In Under Siege, Seagal faces off against Tommy Lee Jones in a stolen battleship, which is a sentence that needs no punchline. However, in the film, Tommy Lee Jones plays a man that is so dangerous, the U.S. government can't even manage to assassinate him. He was also able to take over an active warship, so he's clearly no slouch.
But Seagal strolls into the control room of the ship for a brief slap fight against Tommy, then gouges his eye out, stabs a knife into the top of his head like he's carving a jack-o'-lantern, and finally throws Tommy's mortificated skull dome through an instrument panel, which then explodes in a shower of electricity like a Bon Jovi video.

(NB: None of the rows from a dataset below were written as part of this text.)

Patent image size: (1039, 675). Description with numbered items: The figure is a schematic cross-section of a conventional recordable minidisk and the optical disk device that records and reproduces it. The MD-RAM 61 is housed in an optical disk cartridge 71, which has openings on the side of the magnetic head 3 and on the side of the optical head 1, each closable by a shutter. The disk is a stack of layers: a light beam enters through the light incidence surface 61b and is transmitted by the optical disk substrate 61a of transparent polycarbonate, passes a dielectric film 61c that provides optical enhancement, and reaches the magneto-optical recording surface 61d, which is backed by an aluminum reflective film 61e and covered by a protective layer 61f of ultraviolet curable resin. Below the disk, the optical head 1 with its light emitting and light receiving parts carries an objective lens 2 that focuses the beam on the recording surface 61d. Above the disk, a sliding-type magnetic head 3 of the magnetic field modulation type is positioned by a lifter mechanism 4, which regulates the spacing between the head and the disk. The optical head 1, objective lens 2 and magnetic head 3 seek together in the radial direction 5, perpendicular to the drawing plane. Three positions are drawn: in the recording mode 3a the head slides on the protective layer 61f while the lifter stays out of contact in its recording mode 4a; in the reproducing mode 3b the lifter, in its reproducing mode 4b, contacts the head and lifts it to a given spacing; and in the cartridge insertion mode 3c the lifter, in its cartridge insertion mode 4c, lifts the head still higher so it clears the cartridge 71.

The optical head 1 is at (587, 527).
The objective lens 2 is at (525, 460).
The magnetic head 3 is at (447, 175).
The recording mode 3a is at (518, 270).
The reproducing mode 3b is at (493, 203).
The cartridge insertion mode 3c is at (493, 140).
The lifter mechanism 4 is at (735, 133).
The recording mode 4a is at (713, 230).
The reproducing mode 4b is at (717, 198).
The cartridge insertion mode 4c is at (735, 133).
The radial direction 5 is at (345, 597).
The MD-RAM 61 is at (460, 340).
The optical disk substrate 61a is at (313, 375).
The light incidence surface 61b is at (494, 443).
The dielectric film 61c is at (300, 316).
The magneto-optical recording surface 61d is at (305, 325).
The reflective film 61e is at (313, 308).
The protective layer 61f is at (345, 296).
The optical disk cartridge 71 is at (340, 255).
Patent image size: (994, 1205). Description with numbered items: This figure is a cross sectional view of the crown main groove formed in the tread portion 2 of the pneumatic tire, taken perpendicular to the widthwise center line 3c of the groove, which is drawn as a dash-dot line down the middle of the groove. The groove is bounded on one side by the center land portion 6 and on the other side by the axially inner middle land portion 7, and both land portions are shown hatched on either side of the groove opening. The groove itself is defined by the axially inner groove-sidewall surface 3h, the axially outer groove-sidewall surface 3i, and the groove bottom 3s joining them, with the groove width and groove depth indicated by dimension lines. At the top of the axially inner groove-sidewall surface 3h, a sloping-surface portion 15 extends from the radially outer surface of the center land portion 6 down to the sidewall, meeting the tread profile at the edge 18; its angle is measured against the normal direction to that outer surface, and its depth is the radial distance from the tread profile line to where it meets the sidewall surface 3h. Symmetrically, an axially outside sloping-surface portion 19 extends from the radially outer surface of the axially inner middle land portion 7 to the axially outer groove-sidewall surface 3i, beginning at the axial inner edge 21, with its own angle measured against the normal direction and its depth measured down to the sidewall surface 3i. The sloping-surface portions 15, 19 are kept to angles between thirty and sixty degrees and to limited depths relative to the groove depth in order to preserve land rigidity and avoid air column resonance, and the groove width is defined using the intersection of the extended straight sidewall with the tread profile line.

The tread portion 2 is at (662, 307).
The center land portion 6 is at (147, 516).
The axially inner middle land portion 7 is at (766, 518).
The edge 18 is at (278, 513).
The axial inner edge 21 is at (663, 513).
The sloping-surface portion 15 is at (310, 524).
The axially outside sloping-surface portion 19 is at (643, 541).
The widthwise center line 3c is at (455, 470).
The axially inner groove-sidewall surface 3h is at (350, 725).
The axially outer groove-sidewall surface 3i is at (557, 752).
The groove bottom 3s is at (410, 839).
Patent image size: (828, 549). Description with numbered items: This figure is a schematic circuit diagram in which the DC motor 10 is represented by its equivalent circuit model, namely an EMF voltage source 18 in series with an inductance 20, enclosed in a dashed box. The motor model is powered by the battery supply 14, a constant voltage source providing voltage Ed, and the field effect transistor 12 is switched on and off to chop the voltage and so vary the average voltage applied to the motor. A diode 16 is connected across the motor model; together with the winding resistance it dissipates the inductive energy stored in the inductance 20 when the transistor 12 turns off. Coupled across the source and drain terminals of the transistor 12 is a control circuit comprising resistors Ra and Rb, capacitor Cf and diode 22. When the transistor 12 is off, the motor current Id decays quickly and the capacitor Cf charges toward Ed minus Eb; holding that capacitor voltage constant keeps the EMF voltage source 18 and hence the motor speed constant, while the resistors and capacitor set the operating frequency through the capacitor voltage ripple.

That's like three different bad guy deaths, and Seagal cashed them all in on the same person in less time than it took to read this paragraph.
In Under Siege 2, Seagal finds himself on a train loaded with mercenaries hired by a villainous computer-hacking mastermind to help him accomplish whatever fairy-tale bullshit '90s cinema relentlessly believed computer hackers were capable of doing. Seagal lazily karate chops his way through a bunch of subordinates until he makes it to the badass mercenary leader, who challenges him to a knife fight. This quickly devolves into Seagal waving his hands around like an interpretive Daft Punk dance and slapping (literally slapping) the mercenary leader into dizzying submission.
Seagal's hands are too blazingly fast for mortal humans to react.
He then lifts the mercenary leader's defeated body off of the ground to snap his neck and deliver the flabby, inflectionless Seagal equivalent of a witty one-liner.
And although we weren't expecting much of a fight against the computer-hacking mastermind, I would be remiss if I didn't mention the fact that Seagal defeats him by slicing all his fingers off and dropping him into an immolating fireball blazing up from the wreckage of a detonating train.
Apparently neither one of these villains had seen the first movie.
Rambo -- Rambo vs. An Entire Army
Rambo is the ballad of John Rambo killing his way through the Burmese jungle to rescue a bunch of missionary workers from the clutches of an evil general armed with molesto-vision CHiPs glasses and the hyperactive sweat glands of an Uncanny X-Man.
Rambo locates the missing people being held on a riverbed by the bad guy's entire army, because that's just the way things turn out when Rambo is on the case. In previous installments, we've seen him disrupt villainous compounds from within, so we're expecting a fairly drawn-out sequence of Rambo stealthily creeping his way down to the river, systematically eliminating enemies as he goes, and freeing the hostages to get them clear of the ensuing bullet festival. Now picture in your mind the exact opposite of that sentence. That's what Rambo does in this movie.
He sprints up to an enemy jeep like he's being chased by a giant scorpion, chops the gunner's head off to steal the power of his Quickening, then turns the vehicle's 50-caliber machine gun onto the bad guy's army and kills every single one of them, down to the last man. He just blasts them all into oblivion in about four minutes while making Angry Stallone Face.
General Rapestache tries to run away, but Rambo teleports in front of him.
Rambo then hacks the villain's stomach open with a boat propeller and sends him tumbling down a hill with his guts noodling out like a bunch of Fruit Roll-Ups in an old wet lunch sack, and we all listen to Slayer on the drive home from the theater.
Looks like he won't be in The Expendables 3, either.